Looking for the same thing, I came across the report bug about this issue; In addition to some weird tab naming that is also happening to me.



In the bug site says that is solved in version 6.3.7. You can download from oracle site.


I know this is a bit off-topic, but this post was only half of my problem; I wanted my remaining tabs to show up in a specific order - a problem if there are more than nine tabs.

If you go to the workspace directory ("C:\Users\<user account>\AppData\Roaming\MySQL\Workbench\sql_workspaces\<workspace name>-<integer>.workspace" in Windows 7), you'll see files that represent the tabs. The files representing tabs that display saved SQL will be named <integer>.filename and will contain the filename of the saved SQL. The files representing tabs that display unsaved SQL will be named <table name>.scratch and will contain the actual SQL.

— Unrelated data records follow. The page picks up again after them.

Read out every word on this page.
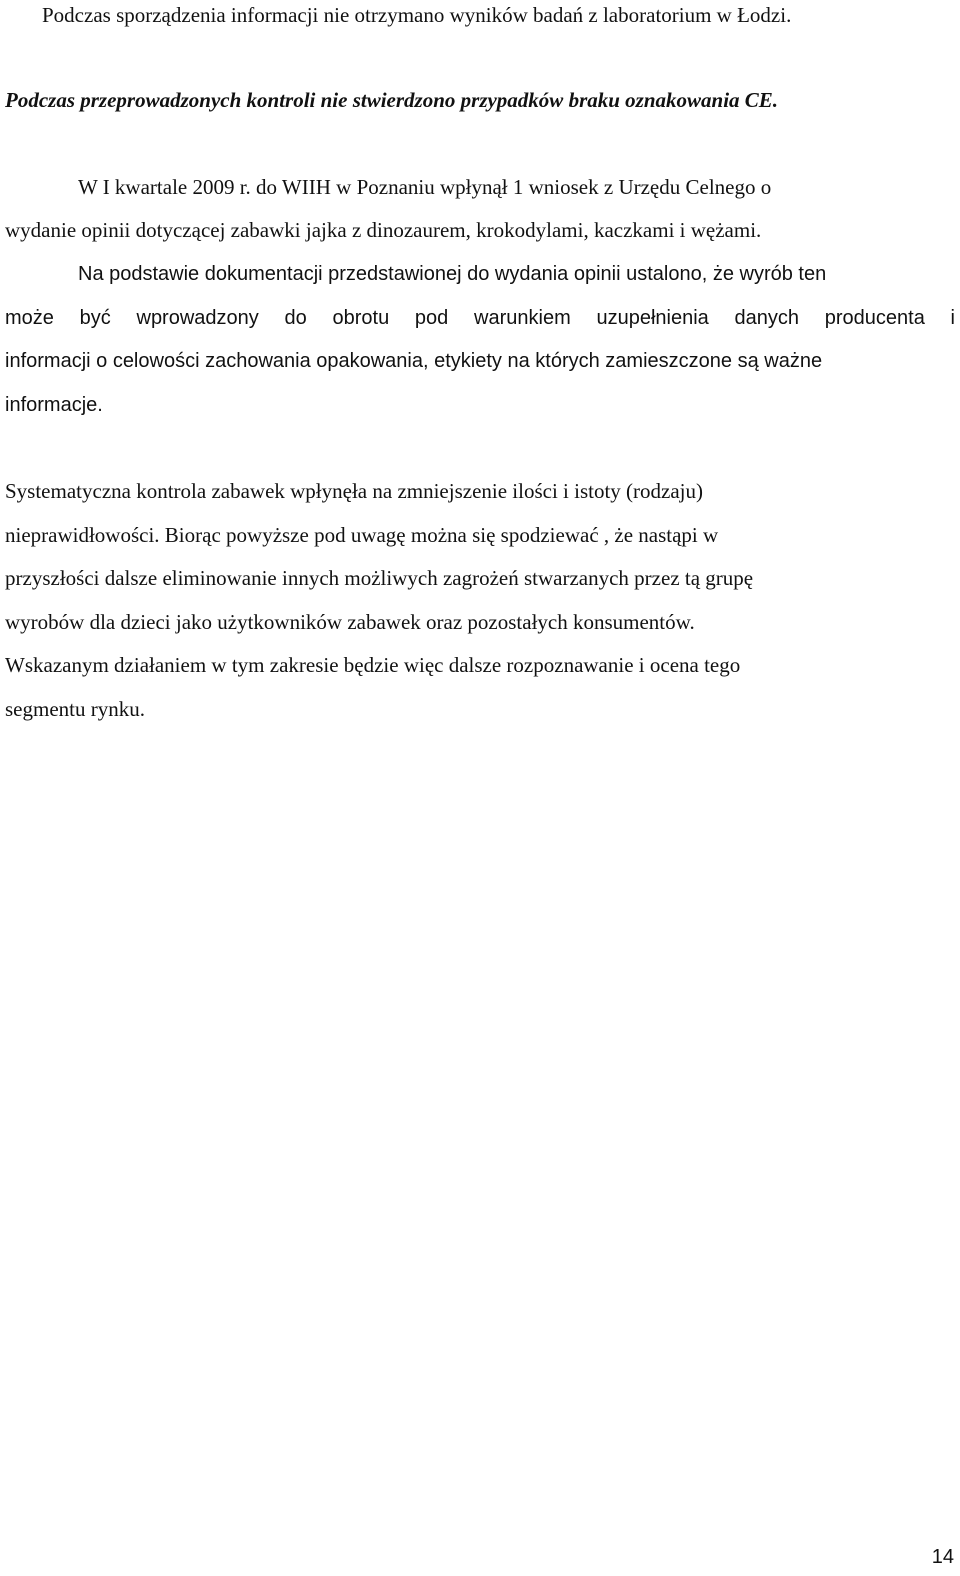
Podczas sporządzenia informacji nie otrzymano wyników badań z laboratorium w Łodzi.
Podczas przeprowadzonych kontroli nie stwierdzono przypadków braku oznakowania CE.
W I kwartale 2009 r. do WIIH w Poznaniu wpłynął 1 wniosek z Urzędu Celnego o
wydanie opinii dotyczącej zabawki jajka z dinozaurem, krokodylami, kaczkami i wężami.
Na podstawie dokumentacji przedstawionej do wydania opinii ustalono, że wyrób ten
może być wprowadzony do obrotu pod warunkiem uzupełnienia danych producenta i
informacji o celowości zachowania opakowania, etykiety na których zamieszczone są ważne
informacje.
Systematyczna kontrola zabawek wpłynęła na zmniejszenie ilości i istoty (rodzaju)
nieprawidłowości. Biorąc powyższe pod uwagę można się spodziewać , że nastąpi w
przyszłości dalsze eliminowanie innych możliwych zagrożeń stwarzanych przez tą grupę
wyrobów dla dzieci jako użytkowników zabawek oraz pozostałych konsumentów.
Wskazanym działaniem w tym zakresie będzie więc dalsze rozpoznawanie i ocena tego
segmentu rynku.
14
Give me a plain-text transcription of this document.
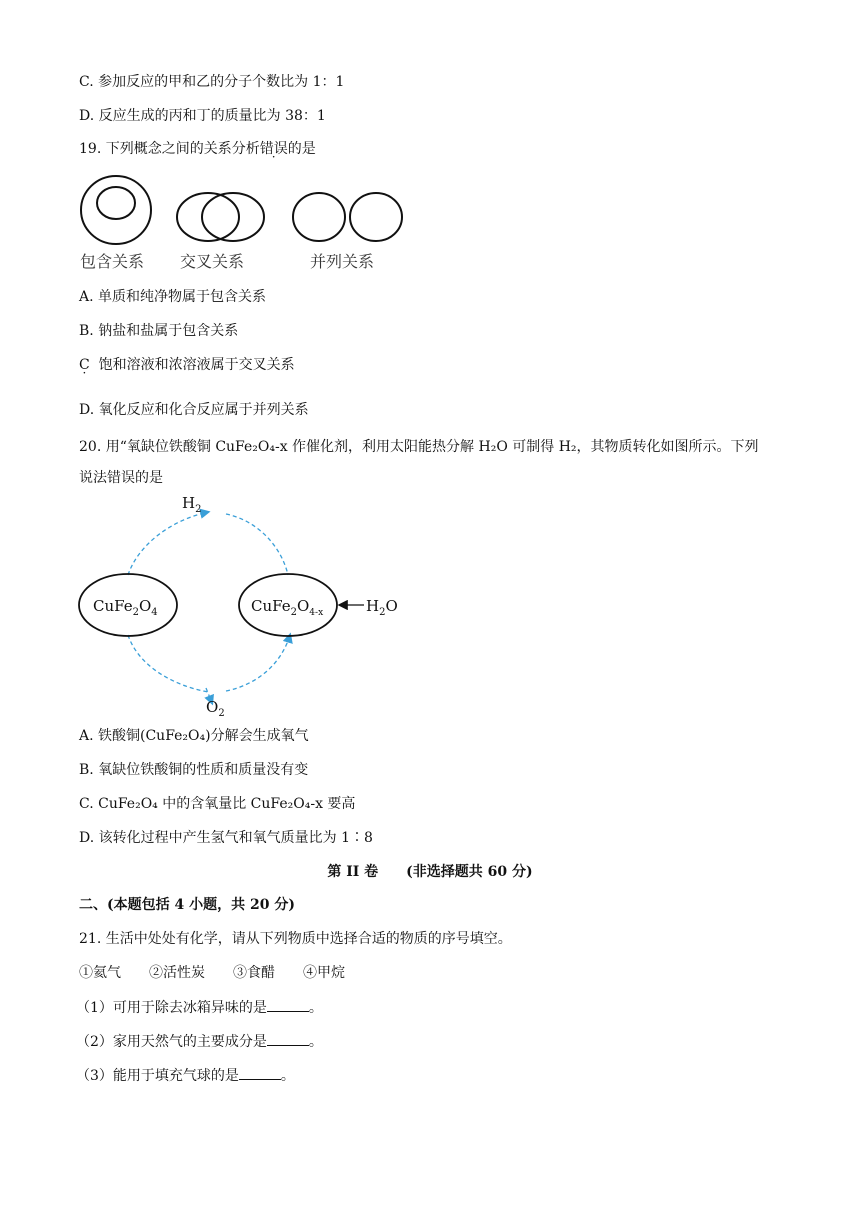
C. 参加反应的甲和乙的分子个数比为 1：1
D. 反应生成的丙和丁的质量比为 38：1
19. 下列概念之间的关系分析错误的是
包含关系 交叉关系	并列关系
A. 单质和纯净物属于包含关系
B. 钠盐和盐属于包含关系
C · 饱和溶液和浓溶液属于交叉关系
D. 氧化反应和化合反应属于并列关系
20. 用“氧缺位铁酸铜 CuFe₂O₄-x 作催化剂，利用太阳能热分解 H₂O 可制得 H₂，其物质转化如图所示。下列
说法错误的是
$CuFe_2O_4$	$CuFe_2O_{4-x}$	$H_2O$
$H_2$
$O_2$
A. 铁酸铜(CuFe₂O₄)分解会生成氧气
B. 氧缺位铁酸铜的性质和质量没有变
C. CuFe₂O₄ 中的含氧量比 CuFe₂O₄-x 要高
D. 该转化过程中产生氢气和氧气质量比为 1∶8
第 II 卷　　(非选择题共 60 分)
二、(本题包括 4 小题，共 20 分)
21. 生活中处处有化学，请从下列物质中选择合适的物质的序号填空。
①氦气　　②活性炭　　③食醋　　④甲烷
（1）可用于除去冰箱异味的是	。
（2）家用天然气的主要成分是	。
（3）能用于填充气球的是	。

(I discovered the way to delete stubborn tabs from the UI was to start from the left, but you could also delete stubborn tab files here. I actually used Mike's solution.)

For tabs displaying saved SQL (at least), the tab file names determine the display order: alphabetical. For example, if there are 11 such tabs, the display order would be 1.filename, 10.filename, 11.filename, 2.filename, etc.

Using the UI to display more than nine saved SQL files in a specific order requires anticipating the tab file names (which will be created sequentially during loading), sorting them alphabetically, and using the sorted tab file names to specify the sequence in which to load the saved SQL files so that they display in the desired order, left to right. (In the example above, the tab to be displayed second would be loaded tenth.) Or you could simply rename the tab files accordingly. The latter may be the only way to sort unsaved SQL tabs.

So this does includes two answers to the original post, but mostly it's extra information for those searching to have their own way.